TEXTO I
As paredes, barradas de azulejos portugueses e, para o alto, cobertas de papel pintado, mostravam, nos seus desenhos repetidos de assuntos de caça, alguns lugares sem tinta, cujas manchas brancacentas traziam à ideia joelheiras de calças surradas. Ao lado, dominando a mesa de jantar, aprumava-se um velho armário de jacarandá polido, muito bem tratado, com as vidraças bem limpas, expondo as pratas e as porcelanas de gosto moderno; a um canto dormia, esquecida na sua caixa de pinho envernizado, uma máquina de costura de Wilson, das primeiras que chegaram ao Maranhão; nos intervalos das portas simetrizavam-se quatro estudos de Julien, representando em litografia as estações do ano; defronte do guarda-louça, um relógio de corrente embalava melancolicamente a sua pêndula do tamanho de um prato e apontava para as duas horas. Duas horas da tarde.
Não obstante, ainda permanecia sobre a mesa a louça que servira ao almoço. Uma garrafa branca, com uns restos de vinho de Lisboa cintilava à claridade reverberante que vinha do quintal. De uma gaiola, dependurada entre as janelas desse lado, chilreava um sabiá.
Fonte: AZEVEDO, A. O Mulato. São Paulo: Martin Claret, 2010.
TEXTO II
Foi então que Ana Rosa veio ao mundo; a princípio muito fraquinha e quase sem dar acordo de si.
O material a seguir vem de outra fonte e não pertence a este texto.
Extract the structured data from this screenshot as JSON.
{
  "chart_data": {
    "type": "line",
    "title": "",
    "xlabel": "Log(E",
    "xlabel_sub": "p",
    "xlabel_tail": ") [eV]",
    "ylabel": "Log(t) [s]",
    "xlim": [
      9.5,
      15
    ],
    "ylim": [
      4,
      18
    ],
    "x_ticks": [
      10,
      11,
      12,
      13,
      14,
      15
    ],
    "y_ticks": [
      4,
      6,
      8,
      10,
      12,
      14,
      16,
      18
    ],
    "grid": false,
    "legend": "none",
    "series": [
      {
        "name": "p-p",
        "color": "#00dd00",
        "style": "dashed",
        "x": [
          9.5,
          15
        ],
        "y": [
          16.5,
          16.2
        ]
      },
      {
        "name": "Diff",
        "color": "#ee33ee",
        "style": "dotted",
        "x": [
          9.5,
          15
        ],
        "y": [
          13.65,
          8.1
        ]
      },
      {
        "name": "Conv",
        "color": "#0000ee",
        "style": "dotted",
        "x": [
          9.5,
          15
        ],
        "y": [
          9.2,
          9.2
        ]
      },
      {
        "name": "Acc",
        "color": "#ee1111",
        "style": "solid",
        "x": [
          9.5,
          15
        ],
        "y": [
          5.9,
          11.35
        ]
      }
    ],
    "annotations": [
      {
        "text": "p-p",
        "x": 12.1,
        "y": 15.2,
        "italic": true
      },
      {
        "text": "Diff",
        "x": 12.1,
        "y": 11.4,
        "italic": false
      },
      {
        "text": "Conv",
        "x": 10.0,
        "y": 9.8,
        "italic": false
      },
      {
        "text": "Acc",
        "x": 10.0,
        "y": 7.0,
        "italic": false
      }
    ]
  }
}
Manuel andava aflito, com medo de perdê-la. Que luta, os três primeiros meses de sua vida! Parecia morrer a todo instante, coitadinha! Ninguém dormia na casa; o negociante chorava como um perdido, enquanto a mulher fazia promessas aos santos da sua devoção.
Fonte: AZEVEDO, A. O Mulato. São Paulo: Martin Claret, 2010.
TEXTO III
No dia seguinte, por todas as ruas da cidade de São Luís do Maranhão, e nas repartições públicas, na Praça do Comércio, nos açougues, nas quitandas, nas salas e nas alcovas, boquejava-se largamente sobre a misteriosa morte do Dr. Raimundo, era a ordem do dia.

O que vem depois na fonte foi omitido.